L'Inno e il Chinato

L'Inno e il Chinato

Succede sovente ad ognuno di noi e soprattutto agli appassionati enologi di fare degli acquisti compulsivi e poi di accantonare le bottiglie e quasi dimenticarle nell’angolo più tenebroso della cantina.
A volte lo si fa volontariamente in attesa di ritagliarsi una mezza giornata libera, per reinventariare le giacenze nel locale, dargli una pulitina e magari una sommaria sistemata. Mentendo a se stessi sapendo che, in realtà, non avverrà mai.
Perché il collezionista medio è pervaso da un disturbo che quasi rasenta la disposofobia. Compra e accantonato, compra, compra, beve e ricompra. Nuovo giro.
Disposofobico, io, non sono. Ma qualche tempo fa acquistai una dozzina di piccole bottiglie astucciate di un grande produttore di Serralunga. CAPPELLANO.
Avevo bevuto svariatissime volte i suoi nebioli (con una b come dicono i langhetti), barbera e i blasonati Barolo.
Ma il Chinato, questa creatura pensata e partorita da un farmacista, non mi aveva mai incuriosito.
Succede poi che, in cantina, nella tua, nella mezza giornata che hai rosicchiato, isolandoti dal lavoro, dalla famiglia e da tutto il mondo, ritrovi la confezione ancora imballata e una esclamazione, così grossa, ti percuote. Sfili una bottiglia, la osservi attonito, incuriosito, quasi nn ricordavi  di averle messe là. Fissi un appuntamento, sarà una lunga meditazione. Tu e lei.
Arriva il momento e con cauti movimenti e con gentil movenze ti approcci a lei. Alla bottiglia, a lui, al Barolo Chinato. Lo versi nel bicchiere, ti accomodi e lo avvicini al naso. Comincia il viaggio. Nuovo, sorprendente. Chiudi gli occhi. La dolcezza, la tenerezza, ti portano su una giostra, in un carosello  variopinto, delicato, innocente come le giostre con i cavallucci che giravano quando eravamo bambini, quella musica dolce fiabesca e poi lo zucchero filato, per completare il quadro, il desiderio di ogni bambino.
Il Barolo Chinato del Dottor Cappellano è un’esplosione di profumi, di morbidezze, di balsamico ed erbe medicinali, quelle che ti accarezzano e ti inebriano quando si varca la soglia di una colma erboristeria, rabarbaro, china e genziana, tabacco e frutta rossa matura.

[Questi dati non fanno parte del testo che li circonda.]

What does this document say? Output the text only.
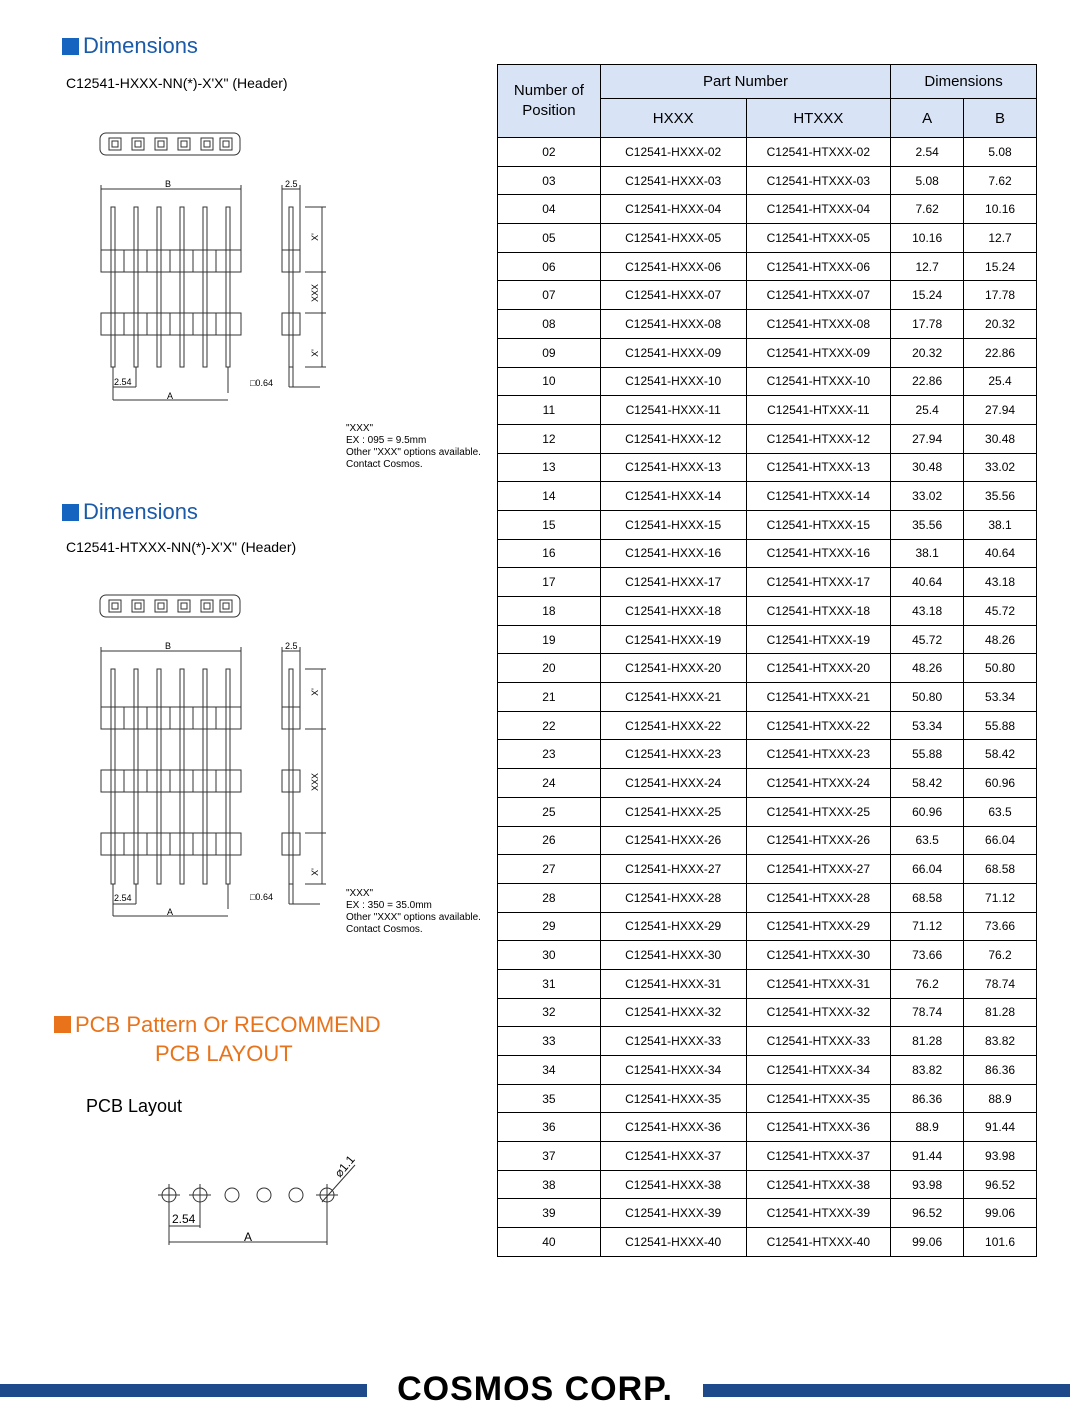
Dimensions
C12541-HXXX-NN(*)-X'X" (Header)
B
A
2.54
2.5
□0.64
X'
XXX
X'
"XXX"
EX : 095 = 9.5mm
Other "XXX" options available.
Contact Cosmos.
Dimensions
C12541-HTXXX-NN(*)-X'X" (Header)
B
A
2.54
2.5
□0.64
X'
XXX
X'
"XXX"
EX : 350 = 35.0mm
Other "XXX" options available.
Contact Cosmos.
PCB Pattern Or RECOMMEND
PCB LAYOUT
PCB Layout
2.54
A
⌀1.1
Number of Position	Part Number		Dimensions	
	HXXX	HTXXX	A	B
02	C12541-HXXX-02	C12541-HTXXX-02	2.54	5.08
03	C12541-HXXX-03	C12541-HTXXX-03	5.08	7.62
04	C12541-HXXX-04	C12541-HTXXX-04	7.62	10.16
05	C12541-HXXX-05	C12541-HTXXX-05	10.16	12.7
06	C12541-HXXX-06	C12541-HTXXX-06	12.7	15.24
07	C12541-HXXX-07	C12541-HTXXX-07	15.24	17.78
08	C12541-HXXX-08	C12541-HTXXX-08	17.78	20.32
09	C12541-HXXX-09	C12541-HTXXX-09	20.32	22.86
10	C12541-HXXX-10	C12541-HTXXX-10	22.86	25.4
11	C12541-HXXX-11	C12541-HTXXX-11	25.4	27.94
12	C12541-HXXX-12	C12541-HTXXX-12	27.94	30.48
13	C12541-HXXX-13	C12541-HTXXX-13	30.48	33.02
14	C12541-HXXX-14	C12541-HTXXX-14	33.02	35.56
15	C12541-HXXX-15	C12541-HTXXX-15	35.56	38.1
16	C12541-HXXX-16	C12541-HTXXX-16	38.1	40.64
17	C12541-HXXX-17	C12541-HTXXX-17	40.64	43.18
18	C12541-HXXX-18	C12541-HTXXX-18	43.18	45.72
19	C12541-HXXX-19	C12541-HTXXX-19	45.72	48.26
20	C12541-HXXX-20	C12541-HTXXX-20	48.26	50.80
21	C12541-HXXX-21	C12541-HTXXX-21	50.80	53.34
22	C12541-HXXX-22	C12541-HTXXX-22	53.34	55.88
23	C12541-HXXX-23	C12541-HTXXX-23	55.88	58.42
24	C12541-HXXX-24	C12541-HTXXX-24	58.42	60.96
25	C12541-HXXX-25	C12541-HTXXX-25	60.96	63.5
26	C12541-HXXX-26	C12541-HTXXX-26	63.5	66.04
27	C12541-HXXX-27	C12541-HTXXX-27	66.04	68.58
28	C12541-HXXX-28	C12541-HTXXX-28	68.58	71.12
29	C12541-HXXX-29	C12541-HTXXX-29	71.12	73.66
30	C12541-HXXX-30	C12541-HTXXX-30	73.66	76.2
31	C12541-HXXX-31	C12541-HTXXX-31	76.2	78.74
32	C12541-HXXX-32	C12541-HTXXX-32	78.74	81.28
33	C12541-HXXX-33	C12541-HTXXX-33	81.28	83.82
34	C12541-HXXX-34	C12541-HTXXX-34	83.82	86.36
35	C12541-HXXX-35	C12541-HTXXX-35	86.36	88.9
36	C12541-HXXX-36	C12541-HTXXX-36	88.9	91.44
37	C12541-HXXX-37	C12541-HTXXX-37	91.44	93.98
38	C12541-HXXX-38	C12541-HTXXX-38	93.98	96.52
39	C12541-HXXX-39	C12541-HTXXX-39	96.52	99.06
40	C12541-HXXX-40	C12541-HTXXX-40	99.06	101.6
COSMOS CORP.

Un erborinato, un formaggio a pasta dura stagionato, ma anche un pasticcino secco di mandorle,  sarebbero compagni degni. Un amico mi ha detto ultimamente : è così originale ed unico che lo accosterei senza ripensamenti anche alle ostriche crude. Io ci credo.
Un viaggio unico, sensazionale, un vino affascinante che ti accompagna come pochi riescono a fare, un vino che mette tutti d’accordo.
Come l’inno di Mameli per tutti noi italiani.
Non solo Barolo Chinato, ma nel vetro tutta la tradizione che racchiude e rimanda alle radici storiche delle Langhe.
Azienda pluripremiata che ha subìto, nel corso degli anni, delle vere e proprie rivoluzioni, partendo dal Notaio Filippo Cappellano, passando dal figlio Filippo per arrivare all’attuale mente: Augusto. Il comune denominatore: la tradizione e la qualità.
Un rispetto estremo per la terra, un lavoro biologico, una vigna a piede franco fra i 4 ettari di proprietà.
In cantina pochi interventi per racchiudere in vetro prodotti del tutto vergini da alterazioni e manipolazioni.
In un passaggio il Dr. Teobaldo Cappellano citava “ Non cercatemi dunque sui palcoscenici, aspettatevi invece di incrociarci in un posto inconsueto”.
Sarà vero, ma i nettari dei Cappellano e soprattutto i Barolo, vanno ricercati nell’agorà dell’Olimpo.
Il Barolo Piè Franco, di rara reperibilità ogni anno, nasce da un vitigno altrettanto unico. Dalla bocca sapida, deliziosa e lunga affina in botti grandi per 40 mesi.
Il Piè Rupestris  affina invece per più di 18 mesi in tonneaux, intenso al naso, complesso, tradizionale con sentori balsamici richiami autunnali che sanno di terra fiori e foglie secche calpestate.
Dal 1870 vini  che sognatori, viaggiatori , pensatori, collezionisti, tutti, ambiscono ad avere nella propria cantina.